左の列に丸が付くものばかりなら、やめる前に試せることが残っています。右の列、とくに「作業自体が好きではない」に当たるなら、続けても解決しません。そこは正直に見たほうがいいところです。

やめる場合、持ち出せるものは何か?

やめる選択を選んだ場合でも、これまでの年数は消えません。持ち出せるものを整理しておくと、次の選択肢が広がります。

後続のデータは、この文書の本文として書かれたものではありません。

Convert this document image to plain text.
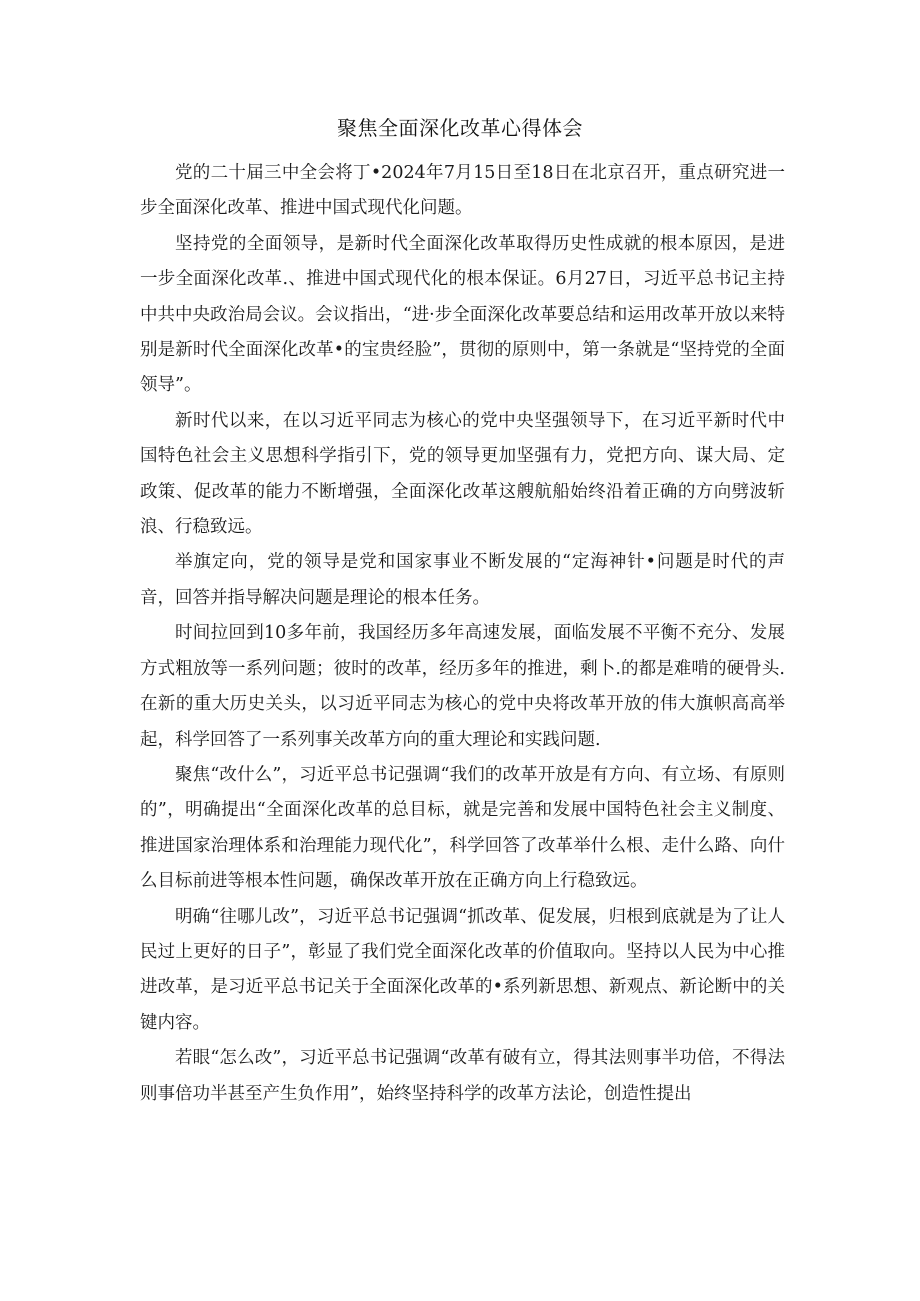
聚焦全面深化改革心得体会

党的二十届三中全会将丁•2024年7月15日至18日在北京召开，重点研究进一步全面深化改革、推进中国式现代化问题。

坚持党的全面领导，是新时代全面深化改革取得历史性成就的根本原因，是进一步全面深化改革.、推进中国式现代化的根本保证。6月27日，习近平总书记主持中共中央政治局会议。会议指出，“进·步全面深化改革要总结和运用改革开放以来特别是新时代全面深化改革•的宝贵经脸”，贯彻的原则中，第一条就是“坚持党的全面领导”。

新时代以来，在以习近平同志为核心的党中央坚强领导下，在习近平新时代中国特色社会主义思想科学指引下，党的领导更加坚强有力，党把方向、谋大局、定政策、促改革的能力不断增强，全面深化改革这艘航船始终沿着正确的方向劈波斩浪、行稳致远。

举旗定向，党的领导是党和国家事业不断发展的“定海神针•问题是时代的声音，回答并指导解决问题是理论的根本任务。

时间拉回到10多年前，我国经历多年高速发展，面临发展不平衡不充分、发展方式粗放等一系列问题；彼时的改革，经历多年的推进，剩卜.的都是难啃的硬骨头.在新的重大历史关头，以习近平同志为核心的党中央将改革开放的伟大旗帜高高举起，科学回答了一系列事关改革方向的重大理论和实践问题.

聚焦“改什么”，习近平总书记强调“我们的改革开放是有方向、有立场、有原则的”，明确提出“全面深化改革的总目标，就是完善和发展中国特色社会主义制度、推进国家治理体系和治理能力现代化”，科学回答了改革举什么根、走什么路、向什么目标前进等根本性问题，确保改革开放在正确方向上行稳致远。

明确“往哪儿改”，习近平总书记强调“抓改革、促发展，归根到底就是为了让人民过上更好的日子”，彰显了我们党全面深化改革的价值取向。坚持以人民为中心推进改革，是习近平总书记关于全面深化改革的•系列新思想、新观点、新论断中的关键内容。

若眼“怎么改”，习近平总书记强调“改革有破有立，得其法则事半功倍，不得法则事倍功半甚至产生负作用”，始终坚持科学的改革方法论，创造性提出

  • 施工写真と現場の記録。同業に戻るときも、施工管理や建材メーカーへ移るときも材料になる
  • 技能士などの資格。取りかけているなら、やめる前に取り切っておく選択もある
  • 道具。すぐに売らない。戻る可能性が残っている間は保管しておく
  • 人のつながり。円満に離れておくと、数年後に声がかかる

一度離れても戻れるのが、この仕事の数少ない特徴です。人が足りない状態が続いているため、経験者が戻る余地は残っています。だからこそ「一生の決断」として重く考えすぎる必要はありません。半年休んでから決めてもかまいません。今の環境だけを変えて様子を見る方法もあります。仕事の探し方の実務は未経験から内装職人になるにはで職種を変える場合の入り口を、急に人手が足りないとき、応援職人を最短で見つける方法で頼む側の事情を整理しています。

まとめ

やめるか続けるかは、他人が決められることではありません。決められるのは、判断に使う材料を揃えるところまでです。12か月の稼働日数と手取り、拘束時間、取引先の割合。この4つを書き出したうえで出した答えなら、どちらでも間違いにはなりにくいはずです。